The Ontario Boxing Commissioner Ken Hayashi was not present at the time the controversy occurred in the final bout of the evening. I asked around and was unable to find any commission officials with similar authority on the premises immediately following the last match. Mr. Hayashi should have been there in person to deal with the manner in which the fight ended, even if only to say a decision is pending. In boxing jurisdictions in the United States and Europe, the commissioner or a representative of the commissioner with equal authority is required to be in attendance in case something like this happens. Mr. Hayashi was nowhere to be seen when all hell broke loose after the fourth round of the Daley-Douglas bout.
After watching Daley-Douglas battle, one thing seems to be abundantly clear about the state of boxing refereeing in Ontario. This province needs to hire an independent retired referee with experience, who is not in any way beholden to anyone at the OBC, to be in charge of training and grading professional boxing referees on a regular basis. Retired referee Mills Lane would be an ideal choice for such a position. So would Hall of Fame referee Larry Hazzard. Both of these men are well respected within the sport and were outstanding referees during their day. Both men were also sticklers for the rules and never afraid to criticize another referee if it meant protecting the welfare of a fighter.
Several years back, Yuri Foreman fought Miguel Cotto for a junior-middleweight title at Yankee Stadium in New York. The referee for that bout was Arthur Mercante Jr., one of the worst referees working in boxing today, along with Dick Cole and Russell Mora. Mercante Jr. allowed the fight to continue after Foreman’s corner had thrown in the towel.

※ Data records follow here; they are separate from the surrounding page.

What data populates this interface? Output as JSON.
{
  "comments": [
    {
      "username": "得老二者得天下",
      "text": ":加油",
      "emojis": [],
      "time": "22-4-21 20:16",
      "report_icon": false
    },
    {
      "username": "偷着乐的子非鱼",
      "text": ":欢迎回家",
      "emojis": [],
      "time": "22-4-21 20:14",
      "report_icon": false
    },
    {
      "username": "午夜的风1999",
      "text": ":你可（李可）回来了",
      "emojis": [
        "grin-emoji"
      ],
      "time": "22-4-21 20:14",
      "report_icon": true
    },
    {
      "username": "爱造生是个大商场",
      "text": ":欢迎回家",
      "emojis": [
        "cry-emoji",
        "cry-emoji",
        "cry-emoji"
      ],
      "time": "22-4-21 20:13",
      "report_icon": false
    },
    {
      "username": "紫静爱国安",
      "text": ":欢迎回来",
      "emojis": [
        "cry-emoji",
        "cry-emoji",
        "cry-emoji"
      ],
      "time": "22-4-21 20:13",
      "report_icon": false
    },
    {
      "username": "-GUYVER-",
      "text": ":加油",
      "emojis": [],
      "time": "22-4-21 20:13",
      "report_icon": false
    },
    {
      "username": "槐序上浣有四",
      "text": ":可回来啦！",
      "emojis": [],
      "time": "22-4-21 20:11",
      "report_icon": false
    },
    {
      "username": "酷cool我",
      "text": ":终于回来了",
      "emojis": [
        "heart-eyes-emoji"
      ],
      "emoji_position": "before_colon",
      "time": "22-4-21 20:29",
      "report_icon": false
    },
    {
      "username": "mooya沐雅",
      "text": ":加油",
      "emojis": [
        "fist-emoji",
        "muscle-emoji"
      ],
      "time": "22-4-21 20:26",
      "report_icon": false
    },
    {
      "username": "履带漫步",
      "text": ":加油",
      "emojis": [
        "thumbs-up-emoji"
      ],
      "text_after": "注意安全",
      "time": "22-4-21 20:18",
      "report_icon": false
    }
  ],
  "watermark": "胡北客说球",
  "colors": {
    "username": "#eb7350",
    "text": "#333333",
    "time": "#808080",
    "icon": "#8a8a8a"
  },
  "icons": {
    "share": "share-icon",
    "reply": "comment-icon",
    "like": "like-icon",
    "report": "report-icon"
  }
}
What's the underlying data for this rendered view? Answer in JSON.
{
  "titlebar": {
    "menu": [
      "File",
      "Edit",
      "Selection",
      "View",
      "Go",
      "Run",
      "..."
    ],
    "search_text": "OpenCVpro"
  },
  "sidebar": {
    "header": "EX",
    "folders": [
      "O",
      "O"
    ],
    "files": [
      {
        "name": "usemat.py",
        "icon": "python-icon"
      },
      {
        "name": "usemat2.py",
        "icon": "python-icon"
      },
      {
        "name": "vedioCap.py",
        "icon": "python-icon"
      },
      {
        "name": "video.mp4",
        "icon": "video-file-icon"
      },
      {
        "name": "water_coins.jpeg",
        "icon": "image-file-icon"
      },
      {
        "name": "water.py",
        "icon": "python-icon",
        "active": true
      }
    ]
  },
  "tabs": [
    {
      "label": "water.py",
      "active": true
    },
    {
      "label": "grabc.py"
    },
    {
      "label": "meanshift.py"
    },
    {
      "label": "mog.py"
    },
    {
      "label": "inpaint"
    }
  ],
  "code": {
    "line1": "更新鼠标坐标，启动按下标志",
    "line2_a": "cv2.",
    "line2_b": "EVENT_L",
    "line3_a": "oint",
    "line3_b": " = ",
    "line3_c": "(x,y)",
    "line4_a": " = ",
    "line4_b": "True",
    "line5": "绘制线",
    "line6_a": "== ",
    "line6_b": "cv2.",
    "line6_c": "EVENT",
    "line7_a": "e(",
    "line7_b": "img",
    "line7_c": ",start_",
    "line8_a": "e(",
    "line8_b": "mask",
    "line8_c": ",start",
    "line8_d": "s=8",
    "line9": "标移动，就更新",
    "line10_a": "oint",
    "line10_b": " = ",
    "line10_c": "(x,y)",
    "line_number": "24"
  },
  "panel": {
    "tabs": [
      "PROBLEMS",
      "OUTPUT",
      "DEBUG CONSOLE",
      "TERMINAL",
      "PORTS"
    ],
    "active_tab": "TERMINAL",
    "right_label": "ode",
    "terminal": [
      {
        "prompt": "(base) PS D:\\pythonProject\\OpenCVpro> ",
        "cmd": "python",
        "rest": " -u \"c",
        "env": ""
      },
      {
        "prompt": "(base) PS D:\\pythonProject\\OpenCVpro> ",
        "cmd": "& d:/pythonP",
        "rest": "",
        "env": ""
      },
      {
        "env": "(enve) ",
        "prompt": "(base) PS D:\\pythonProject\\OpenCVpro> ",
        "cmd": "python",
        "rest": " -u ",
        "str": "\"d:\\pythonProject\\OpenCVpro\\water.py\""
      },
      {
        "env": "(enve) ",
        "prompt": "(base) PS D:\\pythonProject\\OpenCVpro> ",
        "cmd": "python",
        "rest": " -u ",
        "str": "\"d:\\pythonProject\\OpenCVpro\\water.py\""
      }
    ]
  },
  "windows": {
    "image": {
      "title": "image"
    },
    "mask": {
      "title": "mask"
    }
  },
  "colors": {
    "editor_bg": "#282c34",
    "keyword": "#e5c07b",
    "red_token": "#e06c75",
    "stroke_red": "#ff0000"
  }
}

I asked Larry Hazzard what he thought of Mercante Jr.’s actions. He said, “Any referee that allows a beat fighter to get hit further should be fired immediately, kicked out of the sport forever and charged with criminal negligence!” It is hard to disagree with Hazzard’s reaction. I asked him why he would pass such a harsh sentence on Mercante Jr. His answer made perfect sense. “Would you give him another chance to get a fighter killed?” The proof is in the record books. One fighter died during a match Mercante Jr. refereed. Isn’t that enough?
It is evident to everyone in boxing in Ontario that the current system now under the auspices of Mr. Hayashi is no longer tenable and it is not clear whether there is any impetus to fix it before a tragedy occurs, which it most surely will.